Hacker hatten Zugang zu fast 50 Millionen Facebook-Accounts

Hacker hatten Zugang zu fast 50 Millionen Facebook-Accounts
Sicherheitslücke: Gemessen an der Zahl betroffener Nutzer war es der größte bekannt gewordene Angriff auf das Netzwerk.

Ein halbes Jahr nach dem Facebook-Datenskandal um Cambridge Analytica stellt ein massiver Hacker-Angriff das Vertrauen der Nutzer wieder auf die Probe. Fast 50 Millionen Profile waren betroffen - und auch Accounts bei anderen Online-Diensten, wenn man sie mit Facebook-Login nutzte.

Wegen einer Sicherheitslücke bei Facebook haben Hacker auf Profile von fast 50 Millionen Nutzern zugreifen können, als wären es ihre eigenen. Nach bisherigen Erkenntnissen hätten die unbekannten Angreifer aber keine privaten Nachrichten abgerufen oder versucht, etwas im Namen der betroffenen Nutzer bei Facebook zu posten, betonte das Online-Netzwerk am Wochenende.

Auch Zugang zu anderen Online-Portalen

Abgeschöpft hätten die Angreifer aber Profil-Informationen wie Name, Geschlecht und Wohnort. Dadurch sei die Attacke auch erst aufgefallen. Bisher habe Facebook keinen speziellen Fokus auf bestimmte Regionen oder Nutzergruppen feststellen können. Die Angreifer hatten digitale Schlüssel zu den Accounts gestohlen, mit denen man in die Profile kommt, ohne ein Passwort eingeben zu müssen.
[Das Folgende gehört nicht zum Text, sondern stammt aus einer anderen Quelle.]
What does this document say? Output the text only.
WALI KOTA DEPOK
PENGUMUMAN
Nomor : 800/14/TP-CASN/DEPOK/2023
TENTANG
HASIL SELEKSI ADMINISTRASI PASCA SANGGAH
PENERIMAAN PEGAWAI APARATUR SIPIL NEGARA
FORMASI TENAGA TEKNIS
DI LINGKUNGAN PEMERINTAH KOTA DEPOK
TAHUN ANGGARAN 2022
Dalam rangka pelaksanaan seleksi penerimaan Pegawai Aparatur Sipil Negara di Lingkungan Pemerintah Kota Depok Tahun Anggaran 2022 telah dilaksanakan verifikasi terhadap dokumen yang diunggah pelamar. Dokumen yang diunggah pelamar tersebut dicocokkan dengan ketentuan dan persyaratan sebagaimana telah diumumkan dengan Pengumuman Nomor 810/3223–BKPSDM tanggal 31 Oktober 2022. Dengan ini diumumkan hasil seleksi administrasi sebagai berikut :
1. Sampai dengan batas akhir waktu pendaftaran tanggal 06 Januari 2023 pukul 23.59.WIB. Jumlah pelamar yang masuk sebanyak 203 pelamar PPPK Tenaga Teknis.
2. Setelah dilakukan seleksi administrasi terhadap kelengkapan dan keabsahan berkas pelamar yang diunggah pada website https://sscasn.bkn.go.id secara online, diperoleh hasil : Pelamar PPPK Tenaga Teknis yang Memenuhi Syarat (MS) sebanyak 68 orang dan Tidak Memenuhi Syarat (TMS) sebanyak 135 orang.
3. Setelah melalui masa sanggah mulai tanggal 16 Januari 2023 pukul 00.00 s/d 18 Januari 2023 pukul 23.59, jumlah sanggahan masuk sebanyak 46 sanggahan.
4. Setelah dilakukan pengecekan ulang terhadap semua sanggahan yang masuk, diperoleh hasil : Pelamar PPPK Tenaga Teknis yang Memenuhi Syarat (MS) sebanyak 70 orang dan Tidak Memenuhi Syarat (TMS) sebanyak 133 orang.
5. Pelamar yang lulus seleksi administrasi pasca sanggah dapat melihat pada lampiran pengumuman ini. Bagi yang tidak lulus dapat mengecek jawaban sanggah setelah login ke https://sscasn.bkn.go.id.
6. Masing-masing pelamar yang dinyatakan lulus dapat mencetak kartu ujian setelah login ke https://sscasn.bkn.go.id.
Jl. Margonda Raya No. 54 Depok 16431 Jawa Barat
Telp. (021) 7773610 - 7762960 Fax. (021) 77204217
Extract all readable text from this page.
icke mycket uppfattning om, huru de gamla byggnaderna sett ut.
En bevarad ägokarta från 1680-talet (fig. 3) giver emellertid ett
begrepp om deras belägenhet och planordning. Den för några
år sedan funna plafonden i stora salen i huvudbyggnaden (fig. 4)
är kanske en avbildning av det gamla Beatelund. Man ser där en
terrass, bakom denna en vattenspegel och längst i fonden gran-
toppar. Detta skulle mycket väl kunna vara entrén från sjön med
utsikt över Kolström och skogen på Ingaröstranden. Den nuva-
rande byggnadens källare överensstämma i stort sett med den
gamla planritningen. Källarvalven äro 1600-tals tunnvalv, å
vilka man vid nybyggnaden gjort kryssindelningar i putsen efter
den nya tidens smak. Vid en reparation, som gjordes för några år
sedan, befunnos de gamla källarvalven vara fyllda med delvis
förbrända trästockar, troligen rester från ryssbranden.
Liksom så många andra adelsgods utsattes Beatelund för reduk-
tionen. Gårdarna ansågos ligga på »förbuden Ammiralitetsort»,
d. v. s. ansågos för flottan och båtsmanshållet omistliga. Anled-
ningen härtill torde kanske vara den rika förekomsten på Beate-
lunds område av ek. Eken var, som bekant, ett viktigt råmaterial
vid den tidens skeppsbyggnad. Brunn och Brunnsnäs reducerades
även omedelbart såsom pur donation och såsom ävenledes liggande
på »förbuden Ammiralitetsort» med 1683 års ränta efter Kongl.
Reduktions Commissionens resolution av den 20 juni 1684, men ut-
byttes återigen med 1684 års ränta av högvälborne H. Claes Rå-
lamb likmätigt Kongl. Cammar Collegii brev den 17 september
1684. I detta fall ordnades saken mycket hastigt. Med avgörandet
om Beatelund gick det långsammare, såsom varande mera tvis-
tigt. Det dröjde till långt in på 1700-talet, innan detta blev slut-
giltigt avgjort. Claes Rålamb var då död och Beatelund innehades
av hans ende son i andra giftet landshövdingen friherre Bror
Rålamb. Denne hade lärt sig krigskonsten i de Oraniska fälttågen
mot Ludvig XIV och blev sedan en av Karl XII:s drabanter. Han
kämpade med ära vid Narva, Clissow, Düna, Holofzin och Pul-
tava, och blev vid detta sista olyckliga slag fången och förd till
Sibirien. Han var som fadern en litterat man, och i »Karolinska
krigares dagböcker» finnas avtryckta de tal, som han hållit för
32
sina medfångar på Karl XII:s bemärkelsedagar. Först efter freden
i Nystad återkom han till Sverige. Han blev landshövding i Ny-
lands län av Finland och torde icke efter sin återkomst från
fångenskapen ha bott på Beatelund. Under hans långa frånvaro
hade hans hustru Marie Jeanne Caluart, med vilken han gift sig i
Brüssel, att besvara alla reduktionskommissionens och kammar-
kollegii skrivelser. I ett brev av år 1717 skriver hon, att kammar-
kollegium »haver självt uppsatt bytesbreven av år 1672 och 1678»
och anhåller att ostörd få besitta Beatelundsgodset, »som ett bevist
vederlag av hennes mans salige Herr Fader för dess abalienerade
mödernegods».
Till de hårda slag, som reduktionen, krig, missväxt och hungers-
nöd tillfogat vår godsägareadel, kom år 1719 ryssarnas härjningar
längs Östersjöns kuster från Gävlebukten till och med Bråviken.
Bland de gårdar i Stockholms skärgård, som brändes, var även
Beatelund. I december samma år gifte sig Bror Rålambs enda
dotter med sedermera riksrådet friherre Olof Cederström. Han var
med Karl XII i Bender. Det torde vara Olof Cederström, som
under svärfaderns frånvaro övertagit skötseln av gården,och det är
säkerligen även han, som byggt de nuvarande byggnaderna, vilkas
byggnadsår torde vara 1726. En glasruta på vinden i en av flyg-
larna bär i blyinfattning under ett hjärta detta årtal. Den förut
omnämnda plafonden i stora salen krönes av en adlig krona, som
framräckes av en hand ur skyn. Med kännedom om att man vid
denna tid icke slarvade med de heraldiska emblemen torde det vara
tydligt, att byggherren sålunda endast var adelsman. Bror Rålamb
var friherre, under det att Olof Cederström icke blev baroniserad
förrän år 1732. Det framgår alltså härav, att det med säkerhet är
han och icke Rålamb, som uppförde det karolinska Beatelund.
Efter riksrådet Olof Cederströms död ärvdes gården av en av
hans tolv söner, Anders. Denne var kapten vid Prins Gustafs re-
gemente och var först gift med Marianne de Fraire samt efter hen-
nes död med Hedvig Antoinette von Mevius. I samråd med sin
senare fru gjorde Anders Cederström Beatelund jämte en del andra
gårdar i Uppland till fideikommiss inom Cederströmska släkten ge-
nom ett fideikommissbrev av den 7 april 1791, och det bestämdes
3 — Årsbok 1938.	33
Potenziell gefährlich ist, dass die Hacker sich mit den erbeuteten Digitalschlüsseln auch bei anderen Online-Diensten anmelden konnten, die mit dem Facebook-Login genutzt wurden. Ob es dazu kam, ist bisher unklar. Die Option "Login mit Facebook" bieten unter anderem Internet-Händler sowie viele andere Websites an. Das soll Nutzern den Aufwand ersparen, sich noch mehr Passwörter ausdenken zu müssen.

Die Sicherheitslücke sei am Donnerstag geschlossen worden, versicherte Facebook. Zumindest gemessen an der Zahl betroffener Nutzer ist es der bisher größte bekannt gewordene Hacker-Angriff auf das Online-Netzwerk. Facebook hat insgesamt mehr als 2,2 Milliarden aktive Mitglieder.

Facebook-Gründer selbst betroffen

"Wir wissen nicht, wer hinter dieser Attacke steckt", sagte Facebooks Gründer und Chef Mark Zuckerberg in einer Telefonkonferenz. Man werde das möglicherweise auch nie erfahren, fügte Produktchef Guy Rosen hinzu. Auch die Profile von Zuckerberg und Geschäftsführerin Sheryl Sandberg seien betroffen gewesen, berichteten die New York Times und die Financial Times.

Die Angreifer hätten eine Sicherheitslücke in der Funktion ausgenutzt, mit der Facebook-Mitglieder sich ihr Profil aus der Sicht anderer Nutzer anzeigen lassen können, erläuterte das Unternehmen. Die Schwachstelle erlaubte es ihnen demnach, sogenannte Token zu stehlen - eine Art Langzeitschlüssel, der auf einem Gerät gespeichert wird. Facebook stellte fest, dass rund 50 Millionen dieser Token gestohlen wurden. Das Passwort selbst kann dabei nicht ausgelesen werden.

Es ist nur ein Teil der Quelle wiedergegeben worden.